I became interested in academic administration when I was asked to be Associate Dean very early in my academic career. I have always loved to be in the classroom and also really enjoyed the research I was able to pursue, and I think it was probably my enthusiasm for the twin missions of teaching and research that led me to administration. Since being an administrator, I have felt very fortunate to have had the opportunity to try to improve on what was already such a wonderful institution.

I came to U of T as a doctoral student in 1992 and began my teaching career here a few years later. I have seen extraordinary developments in graduate education in that period. These include the increasing diversity of graduate students along a number of dimensions. They are more diverse in terms of age, background, and experience. They increasingly hail from all over the world, and more and more of them are looking to graduate education for professional rather than purely academic reasons. As professionals, they see graduate education as part of a continuum of lifelong learning, and that makes for very interesting classroom experiences. We recently developed our Global Professional Master of Laws (GPLLM) program in response to this, and the results have been terrific.

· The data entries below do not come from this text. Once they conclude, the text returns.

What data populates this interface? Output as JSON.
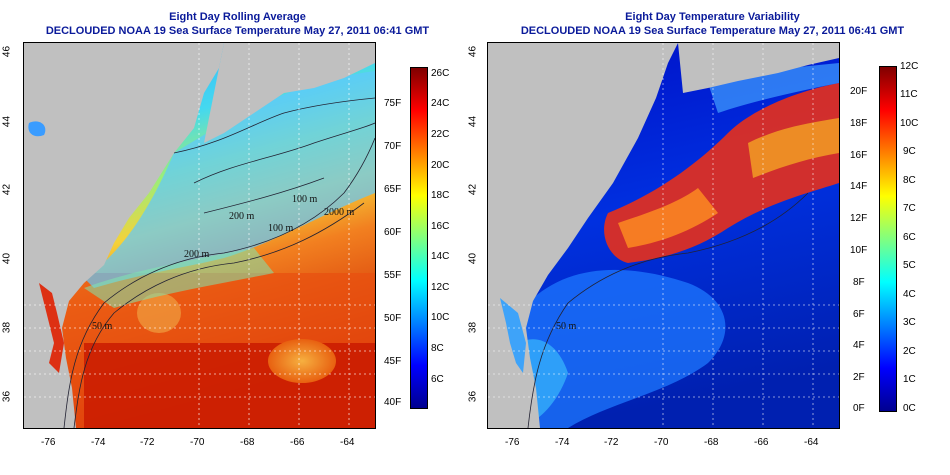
{
  "panels": [
    {
      "title": "Eight Day Rolling Average",
      "subtitle": "DECLOUDED NOAA 19 Sea Surface Temperature May 27, 2011 06:41 GMT",
      "x_ticks": [
        "-76",
        "-74",
        "-72",
        "-70",
        "-68",
        "-66",
        "-64"
      ],
      "y_ticks": [
        "46",
        "44",
        "42",
        "40",
        "38",
        "36"
      ],
      "contour_labels": [
        "100 m",
        "100 m",
        "2000 m",
        "200 m",
        "200 m",
        "50 m"
      ],
      "colorbar": {
        "left_labels": [
          "75F",
          "70F",
          "65F",
          "60F",
          "55F",
          "50F",
          "45F",
          "40F"
        ],
        "right_labels": [
          "26C",
          "24C",
          "22C",
          "20C",
          "18C",
          "16C",
          "14C",
          "12C",
          "10C",
          "8C",
          "6C"
        ]
      }
    },
    {
      "title": "Eight Day Temperature Variability",
      "subtitle": "DECLOUDED NOAA 19 Sea Surface Temperature May 27, 2011 06:41 GMT",
      "x_ticks": [
        "-76",
        "-74",
        "-72",
        "-70",
        "-68",
        "-66",
        "-64"
      ],
      "y_ticks": [
        "46",
        "44",
        "42",
        "40",
        "38",
        "36"
      ],
      "contour_labels": [
        "50 m"
      ],
      "colorbar": {
        "left_labels": [
          "20F",
          "18F",
          "16F",
          "14F",
          "12F",
          "10F",
          "8F",
          "6F",
          "4F",
          "2F",
          "0F"
        ],
        "right_labels": [
          "12C",
          "11C",
          "10C",
          "9C",
          "8C",
          "7C",
          "6C",
          "5C",
          "4C",
          "3C",
          "2C",
          "1C",
          "0C"
        ]
      }
    }
  ],
  "colors": {
    "title": "#0a1a9a",
    "land": "#c0c0c0",
    "jet": [
      "#00008f",
      "#0000ff",
      "#0080ff",
      "#00ffff",
      "#80ff80",
      "#ffff00",
      "#ff8000",
      "#ff0000",
      "#800000"
    ]
  }
}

I feel lucky every day to do the job that I do. I am able to pursue my intellectual interests through teaching, research, policy work, and program development. I have the privilege of interacting with wonderful students and faculty, colleagues all over the University, alumni who are doing amazing work all over the world, and policy makers and opinion leaders who make a very real difference to the world we live in.

I am also in the fortunate position of being able to lead change in fields that matter, from developing cutting-edge programs such as the Women in Transition and Internationally Trained Lawyers Program, to a wide array of curricular innovations at the Faculty of Law, to improvements in student experience and faculty research. I know that I occupy a position of incredible privilege and I try to use it well—and enjoy doing so!